RTF, DOC, and HTML - Part 5 - RTF to DOC

RTF, DOC, and HTML - Part 5 - RTF to DOC

In the previous sections, we have learned together about RTF and how to use Docx2Rtf. In this section, we will explore the remaining aspects of RTF and how to convert from RTF to DOC format.

The essential components of RTF

  • 7-bit ASCF RTF files are easy to transfer between operating systems, including control words, control symbols, and groups.

From control:

  • An RTF control word is a special format control that we will use to mark characters displayed on the screen or characters for the printer. A control word no longer than 32 characters. A control word is identified by:
        \<ASCII string> <Delemiter> 
  • <Delemiter> marks the end of the name from the control (for example, \par)
  • Delimiter: A delimiter usually is a character, such as an empty character, a tab mark, or a comma. It marks the end of a paragraph in command and starts another one. We may also use separators to separate data into fields and records when you want to export or import data in a database format.) The <ASCII string>: is made up of ASCII letter characters (a to z and A to Z). The first control word does not contain any uppercase characters; however, in recent years, uppercase characters appear in some newer control words.

Control symbol

  • The control symbol consists of a backslash followed by a single character, not alphabetically. For example: \~ (backslash). Control characters have no delimiters. For example, we will treat a space after a control character as text, not a delimiter.

Group

  • A group may include text, control words, control characters enclosed in parentheses {}. The opening parenthesis { indicates the start of the group, and the closing parenthesis } indicates the end of the group. Each group specifies the documents affected by the different groups and attributes of that text. The RTF file includes groups of fonts, styles, colors, images, comments, comments (comments), headers and footers, summary information, fields, markup, and characters. Format attributes, maths, images, etc.
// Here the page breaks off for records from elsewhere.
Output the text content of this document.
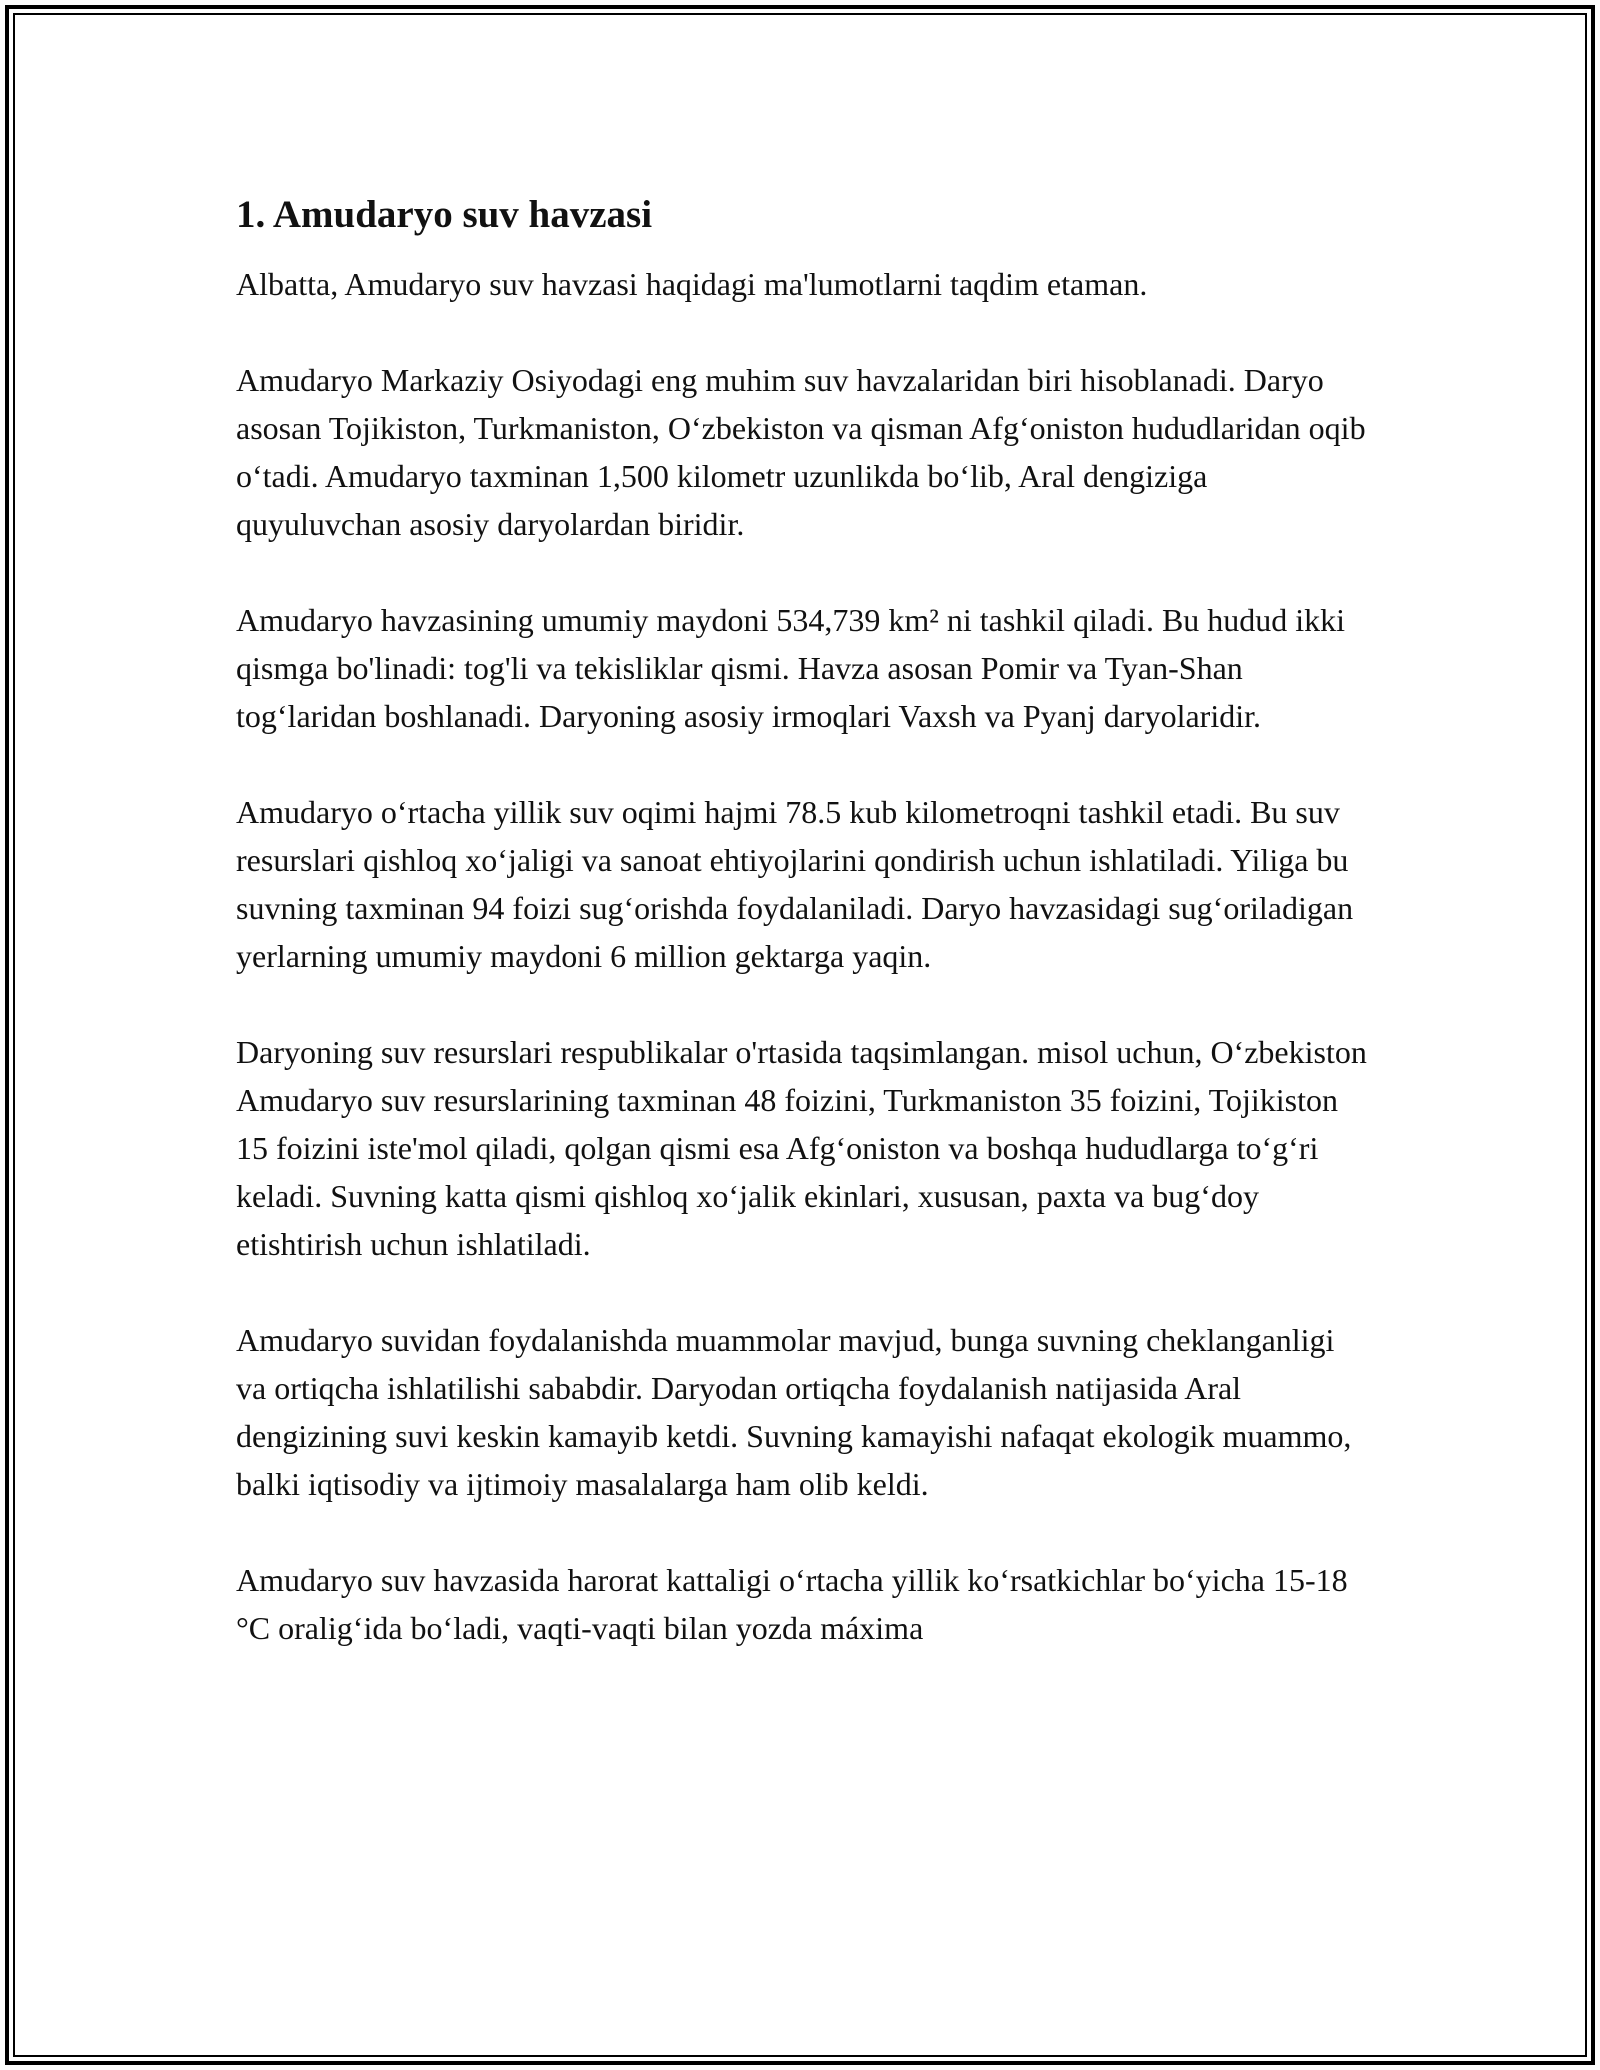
1. Amudaryo suv havzasi

Albatta, Amudaryo suv havzasi haqidagi ma'lumotlarni taqdim etaman.

Amudaryo Markaziy Osiyodagi eng muhim suv havzalaridan biri hisoblanadi. Daryo asosan Tojikiston, Turkmaniston, O‘zbekiston va qisman Afg‘oniston hududlaridan oqib o‘tadi. Amudaryo taxminan 1,500 kilometr uzunlikda bo‘lib, Aral dengiziga quyuluvchan asosiy daryolardan biridir.

Amudaryo havzasining umumiy maydoni 534,739 km² ni tashkil qiladi. Bu hudud ikki qismga bo'linadi: tog'li va tekisliklar qismi. Havza asosan Pomir va Tyan-Shan tog‘laridan boshlanadi. Daryoning asosiy irmoqlari Vaxsh va Pyanj daryolaridir.

Amudaryo o‘rtacha yillik suv oqimi hajmi 78.5 kub kilometroqni tashkil etadi. Bu suv resurslari qishloq xo‘jaligi va sanoat ehtiyojlarini qondirish uchun ishlatiladi. Yiliga bu suvning taxminan 94 foizi sug‘orishda foydalaniladi. Daryo havzasidagi sug‘oriladigan yerlarning umumiy maydoni 6 million gektarga yaqin.

Daryoning suv resurslari respublikalar o'rtasida taqsimlangan. misol uchun, O‘zbekiston Amudaryo suv resurslarining taxminan 48 foizini, Turkmaniston 35 foizini, Tojikiston 15 foizini iste'mol qiladi, qolgan qismi esa Afg‘oniston va boshqa hududlarga to‘g‘ri keladi. Suvning katta qismi qishloq xo‘jalik ekinlari, xususan, paxta va bug‘doy etishtirish uchun ishlatiladi.

Amudaryo suvidan foydalanishda muammolar mavjud, bunga suvning cheklanganligi va ortiqcha ishlatilishi sababdir. Daryodan ortiqcha foydalanish natijasida Aral dengizining suvi keskin kamayib ketdi. Suvning kamayishi nafaqat ekologik muammo, balki iqtisodiy va ijtimoiy masalalarga ham olib keldi.

Amudaryo suv havzasida harorat kattaligi o‘rtacha yillik ko‘rsatkichlar bo‘yicha 15-18 °C oralig‘ida bo‘ladi, vaqti-vaqti bilan yozda máxima
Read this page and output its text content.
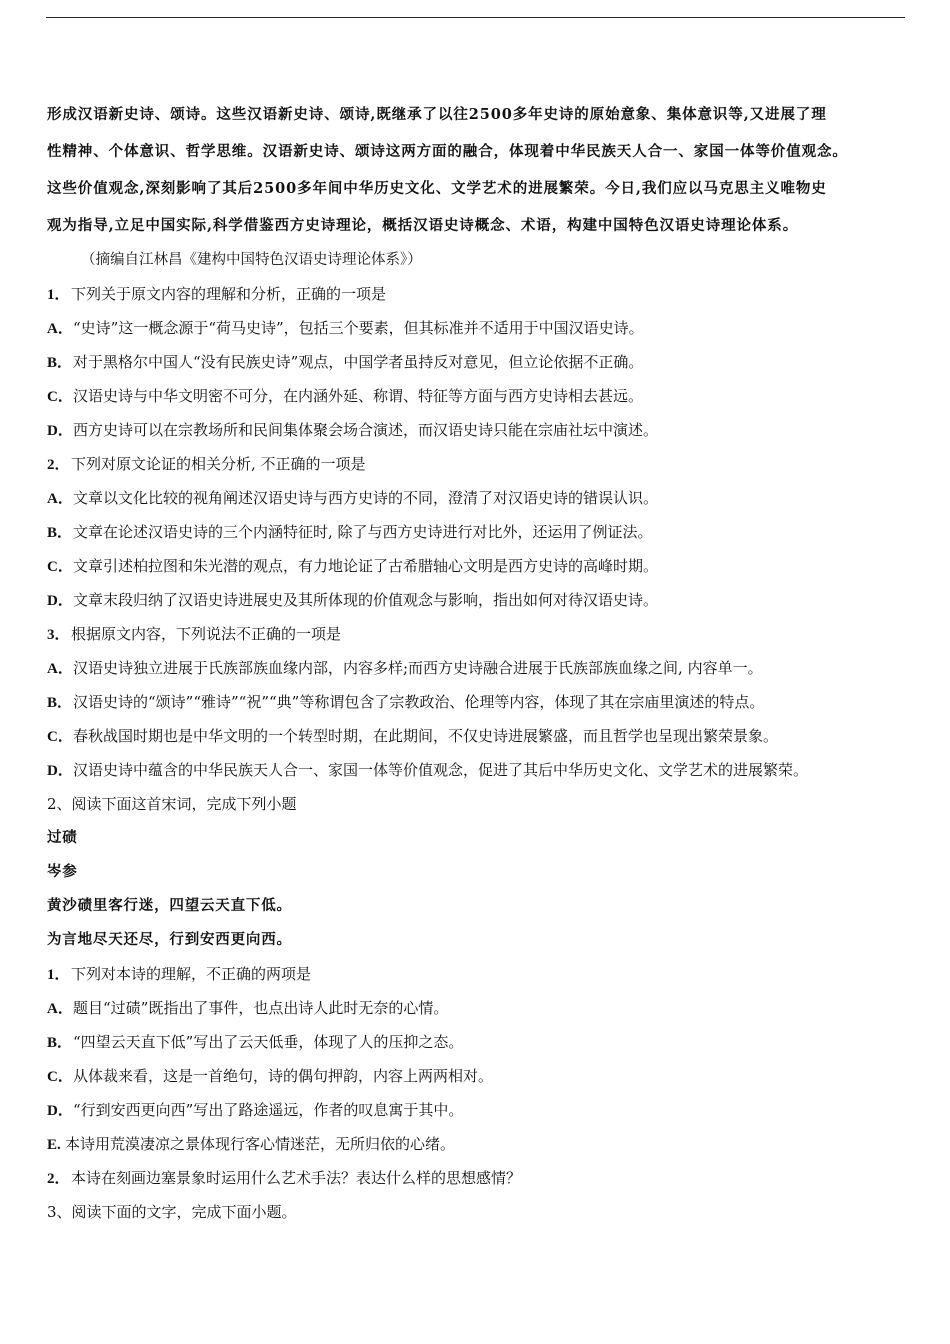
形成汉语新史诗、颂诗。这些汉语新史诗、颂诗,既继承了以往2500多年史诗的原始意象、集体意识等,又进展了理
性精神、个体意识、哲学思维。汉语新史诗、颂诗这两方面的融合，体现着中华民族天人合一、家国一体等价值观念。
这些价值观念,深刻影响了其后2500多年间中华历史文化、文学艺术的进展繁荣。今日,我们应以马克思主义唯物史
观为指导,立足中国实际,科学借鉴西方史诗理论，概括汉语史诗概念、术语，构建中国特色汉语史诗理论体系。
（摘编自江林昌《建构中国特色汉语史诗理论体系》）
1．下列关于原文内容的理解和分析，正确的一项是
A．“史诗”这一概念源于“荷马史诗”，包括三个要素，但其标准并不适用于中国汉语史诗。
B．对于黑格尔中国人“没有民族史诗”观点，中国学者虽持反对意见，但立论依据不正确。
C．汉语史诗与中华文明密不可分，在内涵外延、称谓、特征等方面与西方史诗相去甚远。
D．西方史诗可以在宗教场所和民间集体聚会场合演述，而汉语史诗只能在宗庙社坛中演述。
2．下列对原文论证的相关分析, 不正确的一项是
A．文章以文化比较的视角阐述汉语史诗与西方史诗的不同，澄清了对汉语史诗的错误认识。
B．文章在论述汉语史诗的三个内涵特征时, 除了与西方史诗进行对比外，还运用了例证法。
C．文章引述柏拉图和朱光潜的观点，有力地论证了古希腊轴心文明是西方史诗的高峰时期。
D．文章末段归纳了汉语史诗进展史及其所体现的价值观念与影响，指出如何对待汉语史诗。
3．根据原文内容，下列说法不正确的一项是
A．汉语史诗独立进展于氏族部族血缘内部，内容多样;而西方史诗融合进展于氏族部族血缘之间, 内容单一。
B．汉语史诗的“颂诗”“雅诗”“祝”“典”等称谓包含了宗教政治、伦理等内容，体现了其在宗庙里演述的特点。
C．春秋战国时期也是中华文明的一个转型时期，在此期间，不仅史诗进展繁盛，而且哲学也呈现出繁荣景象。
D．汉语史诗中蕴含的中华民族天人合一、家国一体等价值观念，促进了其后中华历史文化、文学艺术的进展繁荣。
2、阅读下面这首宋词，完成下列小题
过碛
岑参
黄沙碛里客行迷，四望云天直下低。
为言地尽天还尽，行到安西更向西。
1．下列对本诗的理解，不正确的两项是
A．题目“过碛”既指出了事件，也点出诗人此时无奈的心情。
B．“四望云天直下低”写出了云天低垂，体现了人的压抑之态。
C．从体裁来看，这是一首绝句，诗的偶句押韵，内容上两两相对。
D．“行到安西更向西”写出了路途遥远，作者的叹息寓于其中。
E.本诗用荒漠凄凉之景体现行客心情迷茫，无所归依的心绪。
2．本诗在刻画边塞景象时运用什么艺术手法？表达什么样的思想感情？
3、阅读下面的文字，完成下面小题。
If the font type and size, file, text style, color, correction, group information summary, and document properties, the format is included in the file, The message must appear in the RTF heading. If we don't use the content of any group, then we can ignore the group. Any group that uses the attributes defined in another group must appear after the group that set the previous attribute. For example, color and font attributes must precede the style group.

Structure of RTF file

  • An RTF file has the following syntax:
    <File> '{' <header> <document> '}'
  • This syntax is standard RTF syntax; Any RTF reader must be able to interpret this RTF syntax text correctly. The RTF reader does not need to explain all control words, but must be able to omit unknown (or unused) control words.

Header

  • The header has the following syntax:
    <header>
    \rtf1 \fbidis? <character set> <from>? <deffont> <deflang> <fonttbl>?<tbl>? <colortbl>? <stylesheet>? <stylerestrictions>? <listtables>?<revtbl>? <rsidtable>? <mathprops>? <generator>?
  • Each element in the header syntax will appear in the order listed above. The document's properties can be placed before or in the header. We must define each attribute before referenced. For example:
  • We must determine the style sheet (style sheet) before use.
  • Define the font table (including font styles and sizes) is also a must before reference.

Document

  • Once the RTF header has been defined, the RTF reader has enough information to correctly read the actual document documents. The <document> contains document information followed by one or more parts, with the following syntax:
    <document> <info>? <xmlnstbl>? <docfmt> * <section> +
  • <info>: "information group": control word \info introduces group information, which contains information about the document including: title, author, subject, keyword, other specific information able for file.
  • <xmlnstbl>: "XML Namespace Table": contains namespaces for XML and SmartTags used in RTF document format. For example :
        {\*\xmlnstbl{\xmlns1 {HYPERLINK "https://www.officecomponent.com/demos/office-word/"}}}
  • <docfmt> "Document Formatting Properties": After defining the group information and XML namespace table, there may be some words that control the document format (referred to as <docfmt>). These control words define document properties such as annotation position, alignment position. These attributes must be predefined in the document's plain text.
  • <Section>: for each text segment, the syntax is as follows:
        <section>         <secfmt>* <hdrftr>? <para>+ (\sect <section>)?
  • The control word that appears at the beginning of each segment, including the format <secfmt>, the title and the ending <hdrftr>, the text <para> in the form of unstructured text (Plain text) or tables (table).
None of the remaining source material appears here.